This was written two weeks ago and sent to hundreds of American newspapers — only one of which said they’d run it. We never herd back from them after embargoing this piece for days. It’s not quite timely anymore, but these were my views on the “J14” protest movement in Israel, and the analysis still holds, though the protests have died down and will likely now take — conveniently? — a back seat to recent security issues.
Responding to the hundreds of thousands of protesters in Israel’s streets demanding affordable housing, Prime Minister Benjamin Netanyahu’s government has not responded with the opening of land within Israel for more development, but a massive expansion of Jewish settlements in the West Bank.
Israel’s “J14” protests have been compared to the huge demonstrations of the “Arab Spring” that led to the ousting of two dictators and the undermining of several more. But though J14 is supposed to be about “social justice,” it is of the type that most Israelis consider within the pale: food and housing prices, entitlements, and relations between the several Jewish ethnic groups that reside in the country. The occupation of Palestine is beyond it, and is essentially absent from the discussion.
The cost of Israeli housing is due to overly strict regulation and the hoarding of land by the state land trust, paired with a lackluster economy that has never provided robust wages for workers, especially those belonging to the non-European Jewish castes. The solution has not been to liberalize the housing industry and shake up the moribund economy, but to use the protests as a pretext for further settlement expansion on Palestinian land. The Interior Ministry is expected to approve some 4,300 units of housing in the West Bank for Israeli Jews.
The protests have allowed the state to dramatically ramp up the “acceptable” number of these Jews-only homes on land stolen from Palestinians. Just this past March the US weakly criticized a plan to build a mere 500 settlement apartments.
On the surface, it could seem that this would indeed bring down the cost of housing in Israel, even if you don’t care about legitimate Palestinian grievances. But Israel spends more than half a billion US dollars every year on maintaining and protecting this occupation and making sure Arab anger persists for many more years. In light of the two- to three-billion dollars in aid Israel receives from the United States each year, one could come to the not-rash conclusion that Americans fund this occupation.
Palestinian activists are rightly ho-hum about the movement.
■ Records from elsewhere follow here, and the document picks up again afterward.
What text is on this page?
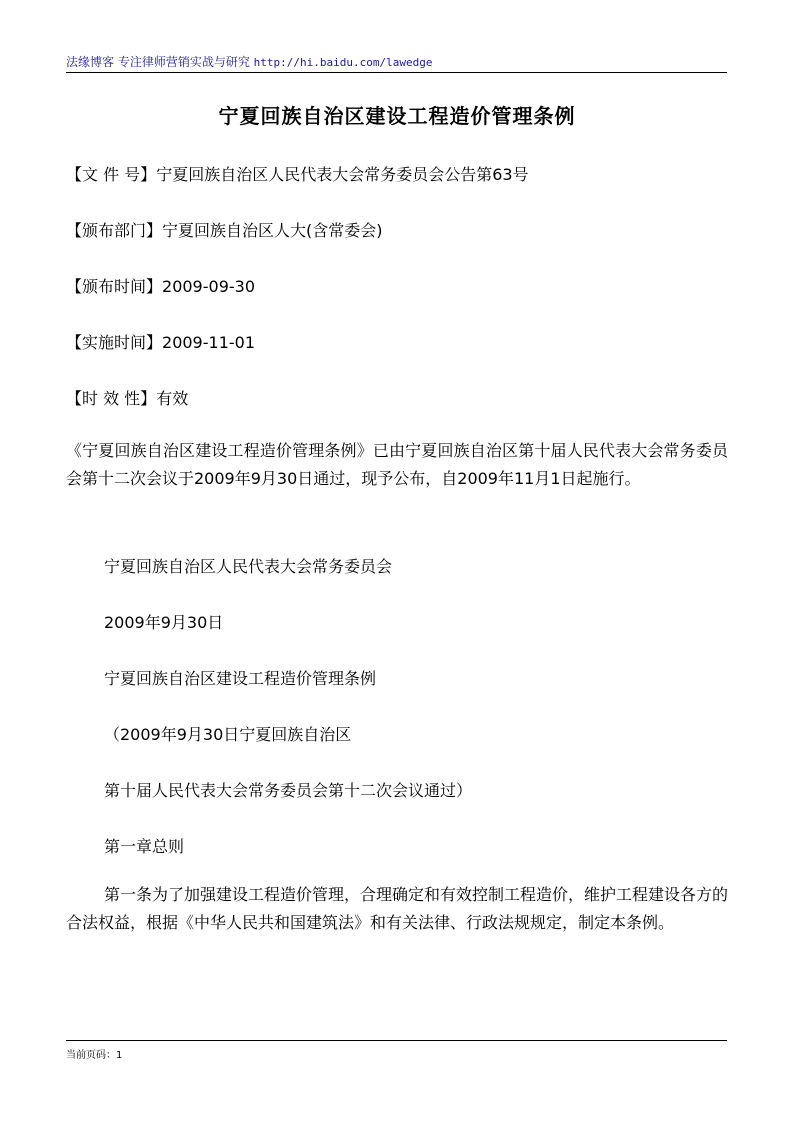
法缘博客 专注律师营销实战与研究 http://hi.baidu.com/lawedge
宁夏回族自治区建设工程造价管理条例
【文 件 号】宁夏回族自治区人民代表大会常务委员会公告第63号
【颁布部门】宁夏回族自治区人大(含常委会)
【颁布时间】2009-09-30
【实施时间】2009-11-01
【时 效 性】有效
《宁夏回族自治区建设工程造价管理条例》已由宁夏回族自治区第十届人民代表大会常务委员会第十二次会议于2009年9月30日通过，现予公布，自2009年11月1日起施行。
宁夏回族自治区人民代表大会常务委员会
2009年9月30日
宁夏回族自治区建设工程造价管理条例
（2009年9月30日宁夏回族自治区
第十届人民代表大会常务委员会第十二次会议通过）
第一章总则
第一条为了加强建设工程造价管理，合理确定和有效控制工程造价，维护工程建设各方的合法权益，根据《中华人民共和国建筑法》和有关法律、行政法规规定，制定本条例。
当前页码：1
Electronic Intifadah’s Ali Abuminah yawns on his Twitter account at the lack of J14 profundity as another writer on the site less-snarkily questions the movement’s radical intentions.
“If Israel announced cheese price hike instead of 1000s more Jim Crow homes on stolen land, Israelis might protest,” Abuminah tweeted, referring to recent outrage over the price of cottage cheese.
Israeli columnist Didi Reider thinks J14 challenges something “deeper” than the occupation — the “principle of separation” itself. But even Reider’s account doesn’t show a willingness of Israelis to apply the alleged undermining of this “principle” outside of the 1967 borders to actual Palestinians living under occupation, instead of just grudgingly accepting that Palestinians with Israeli nationality cards should probably be treated a bit more equally.
The J14 movement could have been used to bring about radical social change in not just Israel’s regimented, top-down economy, but also in the relations between all the individuals who live in Palestine. Instead, it seems Israelis are just fine hitting a perennial pressure-valve used by Israel’s ruling class — taking another bite out of the hide of the long-suffering and marginalized Palestinian.